DD Neon

L’animation autour de la biographie de Yoshihisa Kishimoto aidant, l’annonce d’un nouveau Double Dragon m’avait aussi vite alléché que les premières images flashy m’en avaient détourné.

C’est finalement l’excellente musique de Double Dragon Neon (XBLA, PSN) qui m’a convaincu de lui donner sa chance ; un premier run plus tard, j’en suis bien content, même si je me demande encore s’il était bien légitime de rattacher ce nouveau bon jeu de Wayforward (Shantae, Mighty Flip Champ!) aux Double Dragons.

Parce que Double Dragon finalement, c’est quoi ? Deux sprites aux couleurs différentes qui combattent en même temps et cognent les adversaires avec leurs propres armes ou quelques éléments du décor. Pour le reste, pas grand-chose, et beaucoup de flou.

DD Neon

On s’en rend bien compte à la manière dont Double Dragon Neon aligne l’essentiel des références à la série dès les deux premiers niveaux, qui reprennent en gros le premier niveau du jeu d’arcade de 1987. La voiture de Road Blaster, la (formidable) musique encore améliorée par Virt, les ennemis qui tombent ou qu’on pousse dans le vide, tout est fait pour le fan service.

DD DD
Neon va jusqu’à reprendre les intermèdes fixes de la NES avant chaque mission.

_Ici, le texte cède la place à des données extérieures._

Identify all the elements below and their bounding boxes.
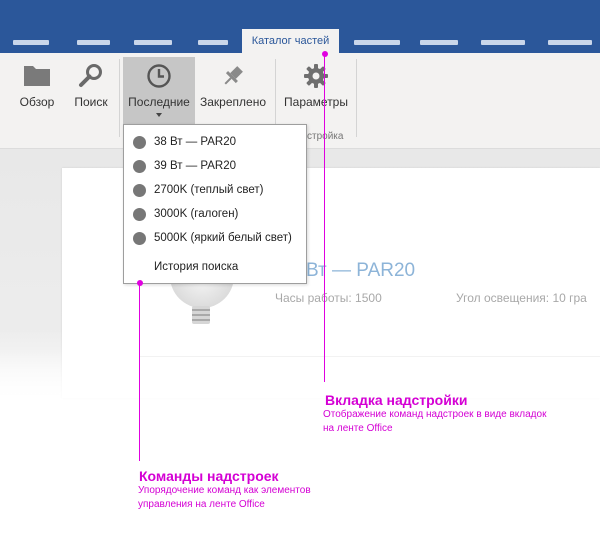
addin-commands-callout-desc-line: Упорядочение команд как элементов	[138, 485, 311, 496]
settings-label: Параметры	[284, 95, 348, 109]
search-button[interactable]: Поиск	[66, 57, 116, 124]
addin-tab-callout-desc: Отображение команд надстроек в виде вкла…	[323, 408, 593, 436]
ribbon-separator	[356, 59, 357, 137]
item-bullet-icon	[133, 160, 146, 173]
dropdown-item[interactable]: 5000K (яркий белый свет)	[124, 227, 306, 251]
ribbon-separator	[119, 59, 120, 137]
callout-marker	[137, 280, 143, 286]
dropdown-item-label: 2700K (теплый свет)	[154, 184, 264, 196]
recent-label: Последние	[128, 95, 190, 109]
pinned-label: Закреплено	[200, 95, 266, 109]
tab-placeholder[interactable]	[548, 40, 592, 45]
ribbon-group-label: стройка	[307, 131, 344, 142]
title-bar: Каталог частей	[0, 0, 600, 53]
dropdown-item-label: 3000K (галоген)	[154, 208, 239, 220]
dropdown-item[interactable]: 39 Вт — PAR20	[124, 155, 306, 179]
dropdown-item[interactable]: 38 Вт — PAR20	[124, 131, 306, 155]
bulb-base-image	[192, 306, 210, 324]
tab-placeholder[interactable]	[13, 40, 49, 45]
pin-icon	[220, 63, 246, 92]
tab-placeholder[interactable]	[481, 40, 525, 45]
recent-dropdown: 38 Вт — PAR20 39 Вт — PAR20 2700K (теплы…	[123, 124, 307, 284]
search-icon	[78, 63, 104, 92]
settings-button[interactable]: Параметры	[280, 57, 352, 124]
tab-placeholder[interactable]	[354, 40, 400, 45]
callout-line	[139, 283, 140, 461]
addin-tab-callout-desc-line: на ленте Office	[323, 423, 393, 434]
addin-commands-callout-desc-line: управления на ленте Office	[138, 499, 265, 510]
search-label: Поиск	[74, 95, 108, 109]
callout-line	[324, 54, 325, 382]
callout-marker	[322, 51, 328, 57]
folder-icon	[23, 63, 51, 90]
clock-icon	[146, 63, 172, 92]
chevron-down-icon	[156, 113, 162, 117]
part-title: Вт — PAR20	[306, 260, 416, 281]
tab-part-catalog[interactable]: Каталог частей	[242, 29, 339, 53]
dropdown-item-label: 38 Вт — PAR20	[154, 136, 237, 148]
dropdown-item-label: 39 Вт — PAR20	[154, 160, 237, 172]
dropdown-item[interactable]: 2700K (теплый свет)	[124, 179, 306, 203]
browse-label: Обзор	[19, 95, 55, 109]
search-history-label: История поиска	[154, 261, 239, 273]
item-bullet-icon	[133, 136, 146, 149]
hours-label: Часы работы: 1500	[275, 291, 382, 305]
addin-tab-callout-desc-line: Отображение команд надстроек в виде вкла…	[323, 409, 547, 420]
tab-placeholder[interactable]	[420, 40, 458, 45]
item-bullet-icon	[133, 184, 146, 197]
browse-button[interactable]: Обзор	[12, 57, 62, 124]
item-bullet-icon	[133, 208, 146, 221]
item-bullet-icon	[133, 232, 146, 245]
tab-placeholder[interactable]	[77, 40, 110, 45]
dropdown-item-label: 5000K (яркий белый свет)	[154, 232, 292, 244]
pinned-button[interactable]: Закреплено	[197, 57, 269, 124]
beam-angle-label: Угол освещения: 10 гра	[456, 291, 587, 305]
tab-placeholder[interactable]	[134, 40, 172, 45]
addin-commands-callout-desc: Упорядочение команд как элементов управл…	[138, 484, 398, 512]
addin-tab-callout-title: Вкладка надстройки	[325, 392, 468, 408]
addin-commands-callout-title: Команды надстроек	[139, 468, 279, 484]
search-history-item[interactable]: История поиска	[124, 256, 306, 280]
dropdown-item[interactable]: 3000K (галоген)	[124, 203, 306, 227]
gear-icon	[303, 63, 329, 92]
recent-button[interactable]: Последние	[123, 57, 195, 127]
tab-placeholder[interactable]	[198, 40, 228, 45]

Ensuite, on veut se convaincre que tel combat contre un hélicoptère ou un tank, ou tel passage périlleux avec des presses reprennent des passages de l’adaptation NES de DD II, voire même que le concept visuel en provient :

DD II

Il faut pourtant se rendre à l’évidence : en dehors des décors orientalisants, peu de choses pourraient finalement se rattacher à coup sûr à un Double Dragon.

A bien y regarder, cette série était de toute façon d’une grande inconséquence¹ : les frères Lee alternent de couleur de tignasse, Jimmy troque le gilet rouge pour un autre argenté le temps d’un épisode, on ne sait toujours pas si Marian, la petite amie de Billy, est blonde, brune ou tend vers le roux.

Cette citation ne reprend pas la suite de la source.